Pre-Orders are now open for the Reformation Heritage Study Bible (KJV)!

A Study Bible to Feed Your Soul . . .

Thoughts for personal and family devotions for every chapter
Three dozen articles on how to live the Christian life
Guidance on how to experience the truths of the Bible
A Study Bible to Instruct Your Mind . . .

Thousands of study notes with integrated cross-references
Introductions to each section and every book of the Bible
Classic Bible text with explanations of difficult words
More than fifty articles on key Christian teachings
Concordance, color maps, daily reading plan, and more!
A Study Bible to Discover Your Roots . . .

Overview of twenty centuries of church history
Ancient creeds, confessions, and catechisms with introductions

http://www.heritagebooks.org/categories/rhb-publications/bibles.html

http://kjvstudybible.org/


----------



## Andres (Aug 26, 2014)

Looks like an excellent resource!

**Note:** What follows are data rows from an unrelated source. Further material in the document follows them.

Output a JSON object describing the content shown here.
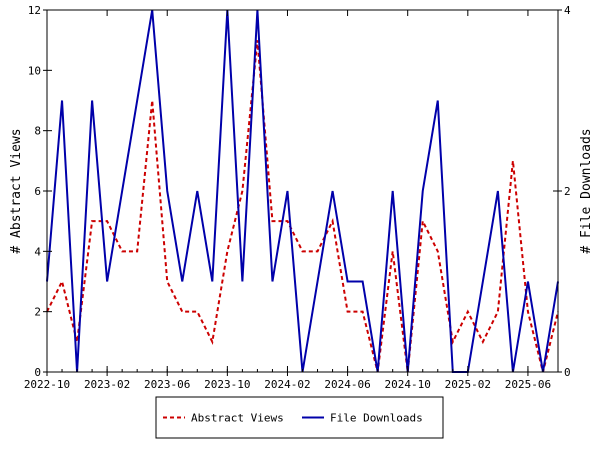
{
  "chart_data": {
    "type": "line",
    "x_dates": [
      "2022-10",
      "2022-11",
      "2022-12",
      "2023-01",
      "2023-02",
      "2023-03",
      "2023-04",
      "2023-05",
      "2023-06",
      "2023-07",
      "2023-08",
      "2023-09",
      "2023-10",
      "2023-11",
      "2023-12",
      "2024-01",
      "2024-02",
      "2024-03",
      "2024-04",
      "2024-05",
      "2024-06",
      "2024-07",
      "2024-08",
      "2024-09",
      "2024-10",
      "2024-11",
      "2024-12",
      "2025-01",
      "2025-02",
      "2025-03",
      "2025-04",
      "2025-05",
      "2025-06",
      "2025-07",
      "2025-08"
    ],
    "x_tick_labels": [
      "2022-10",
      "2023-02",
      "2023-06",
      "2023-10",
      "2024-02",
      "2024-06",
      "2024-10",
      "2025-02",
      "2025-06"
    ],
    "x_tick_dates": [
      "2022-10",
      "2023-02",
      "2023-06",
      "2023-10",
      "2024-02",
      "2024-06",
      "2024-10",
      "2025-02",
      "2025-06"
    ],
    "ylabel": "# Abstract Views",
    "y2label": "# File Downloads",
    "ylim": [
      0,
      12
    ],
    "y2lim": [
      0,
      4
    ],
    "y_ticks": [
      0,
      2,
      4,
      6,
      8,
      10,
      12
    ],
    "y2_ticks": [
      0,
      2,
      4
    ],
    "grid": false,
    "legend_position": "bottom-center",
    "series": [
      {
        "name": "Abstract Views",
        "axis": "left",
        "color": "#cc0000",
        "dash": "dashed",
        "values": [
          2,
          3,
          1,
          5,
          5,
          4,
          4,
          9,
          3,
          2,
          2,
          1,
          4,
          6,
          11,
          5,
          5,
          4,
          4,
          5,
          2,
          2,
          0,
          4,
          0,
          5,
          4,
          1,
          2,
          1,
          2,
          7,
          2,
          0,
          2
        ]
      },
      {
        "name": "File Downloads",
        "axis": "right",
        "color": "#0000aa",
        "dash": "solid",
        "values": [
          1,
          3,
          0,
          3,
          1,
          2,
          3,
          4,
          2,
          1,
          2,
          1,
          4,
          1,
          4,
          1,
          2,
          0,
          1,
          2,
          1,
          1,
          0,
          2,
          0,
          2,
          3,
          0,
          0,
          1,
          2,
          0,
          1,
          0,
          1
        ]
      }
    ]
  }
}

I just finished discussing with my wife which version we should pre-order!


----------



## LeeD (Aug 26, 2014)

I grabbed the hardback edition.


----------



## Ask Mr. Religion (Sep 3, 2014)

Genuine leather version for me.


----------



## KMK (Sep 3, 2014)

I have been recommending this Bible to others, but I don't think I will buy one for myself because the specifications say that the font is only 9.8! Can that be right?


----------



## NaphtaliPress (Sep 3, 2014)

That's almost 10 point.  But 10 point in one face can read smaller than 10 point in another because of variance in x-height. If they have real samples of the text I would print it out at real size and see if it is too painful or not.


----------



## JimmyH (Sep 3, 2014)

Here are PDF sample pages ; http://heritagebooktalk.files.wordpress.com/2014/02/KJV-sample-booklet.pdf


----------



## NaphtaliPress (Sep 3, 2014)

The bible text looks okay (9.8 is pretty close to the 9.5 bottom for body text); the notes are small; sans serif helps in that regard I think.


----------



## Claudiu (Sep 3, 2014)

Excellent. I've been waiting a while for this!


----------